Ghana's industrial base is relatively advanced compared to many other African countries. Industries include textiles, apparel, steel (using scrap), tires, oil refining, flour milling, beverages, tobacco, simple consumer goods, and car, truck, and bus assembly. Industry, including mining, manufacturing, construction and electricity, accounts for about 30% of GDP.

Gold shares the top export revenue spot with cocoa, each bringing in about $1 billion in 2006. Tourism has become one of Ghana's largest foreign income earners (ranking third in 2005 at $836 million), and the Ghanaian Government has placed strong emphasis on further development of the sector. The country's largest source of foreign exchange is remittances from abroad, which totaled about $4 billion in 2006.

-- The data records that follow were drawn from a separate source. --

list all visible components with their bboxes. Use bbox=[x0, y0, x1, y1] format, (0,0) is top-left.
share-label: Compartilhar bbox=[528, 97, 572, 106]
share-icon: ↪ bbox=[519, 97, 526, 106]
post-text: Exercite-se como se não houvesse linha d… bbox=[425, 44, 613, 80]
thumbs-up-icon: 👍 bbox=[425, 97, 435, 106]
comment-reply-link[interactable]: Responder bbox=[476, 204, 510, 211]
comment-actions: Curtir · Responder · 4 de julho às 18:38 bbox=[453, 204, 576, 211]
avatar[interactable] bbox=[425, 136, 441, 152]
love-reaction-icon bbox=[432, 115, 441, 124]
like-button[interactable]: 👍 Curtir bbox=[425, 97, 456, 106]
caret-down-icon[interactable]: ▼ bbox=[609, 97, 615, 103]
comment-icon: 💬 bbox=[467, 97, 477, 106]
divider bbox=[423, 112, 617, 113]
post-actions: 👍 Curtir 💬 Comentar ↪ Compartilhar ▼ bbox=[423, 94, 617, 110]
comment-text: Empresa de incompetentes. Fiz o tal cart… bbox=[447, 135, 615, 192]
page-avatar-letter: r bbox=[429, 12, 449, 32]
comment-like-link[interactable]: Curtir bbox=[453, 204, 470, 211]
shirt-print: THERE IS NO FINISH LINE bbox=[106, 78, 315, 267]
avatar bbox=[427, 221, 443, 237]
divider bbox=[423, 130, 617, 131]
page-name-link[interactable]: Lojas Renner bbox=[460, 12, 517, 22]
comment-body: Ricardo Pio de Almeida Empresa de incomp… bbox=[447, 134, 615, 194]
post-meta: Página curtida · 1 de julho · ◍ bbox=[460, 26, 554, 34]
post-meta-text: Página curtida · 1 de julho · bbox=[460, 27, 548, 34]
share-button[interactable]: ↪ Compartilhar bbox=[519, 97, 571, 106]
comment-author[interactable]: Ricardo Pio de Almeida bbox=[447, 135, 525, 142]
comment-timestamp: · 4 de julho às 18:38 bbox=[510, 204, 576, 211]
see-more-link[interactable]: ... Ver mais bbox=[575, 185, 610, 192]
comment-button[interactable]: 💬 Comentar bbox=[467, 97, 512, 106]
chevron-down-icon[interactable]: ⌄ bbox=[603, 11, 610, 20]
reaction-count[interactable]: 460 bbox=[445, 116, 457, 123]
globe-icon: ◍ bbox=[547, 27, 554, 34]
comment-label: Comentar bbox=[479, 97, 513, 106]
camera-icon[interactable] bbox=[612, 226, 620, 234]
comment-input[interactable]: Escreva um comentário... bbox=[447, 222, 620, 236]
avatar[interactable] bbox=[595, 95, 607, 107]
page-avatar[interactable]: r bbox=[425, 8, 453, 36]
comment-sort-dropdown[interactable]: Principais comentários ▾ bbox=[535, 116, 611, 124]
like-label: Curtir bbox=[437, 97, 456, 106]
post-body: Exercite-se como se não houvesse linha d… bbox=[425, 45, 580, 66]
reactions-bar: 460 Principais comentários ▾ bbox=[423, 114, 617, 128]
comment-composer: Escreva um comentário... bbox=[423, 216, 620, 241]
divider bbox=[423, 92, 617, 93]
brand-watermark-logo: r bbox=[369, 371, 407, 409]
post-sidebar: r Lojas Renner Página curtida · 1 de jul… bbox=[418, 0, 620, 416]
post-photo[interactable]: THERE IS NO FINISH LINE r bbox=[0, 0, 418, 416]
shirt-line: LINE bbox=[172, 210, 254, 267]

Ghana's post-independence economic story has been a difficult one, but over the last 20 years, stability and growth have increasingly taken hold. Real GDP growth has averaged 4% since the mid-1980s and was about 5% over the past decade. Inflation and interest rates spiked in 2008 due to twin external shocks of food and fuel price increases. Ghana's poverty rate has also come down markedly, from 52% in 1992 to 28.5% in 2006. Ghana is on track to meet the Millennium Development goal of halving extreme poverty by 2015.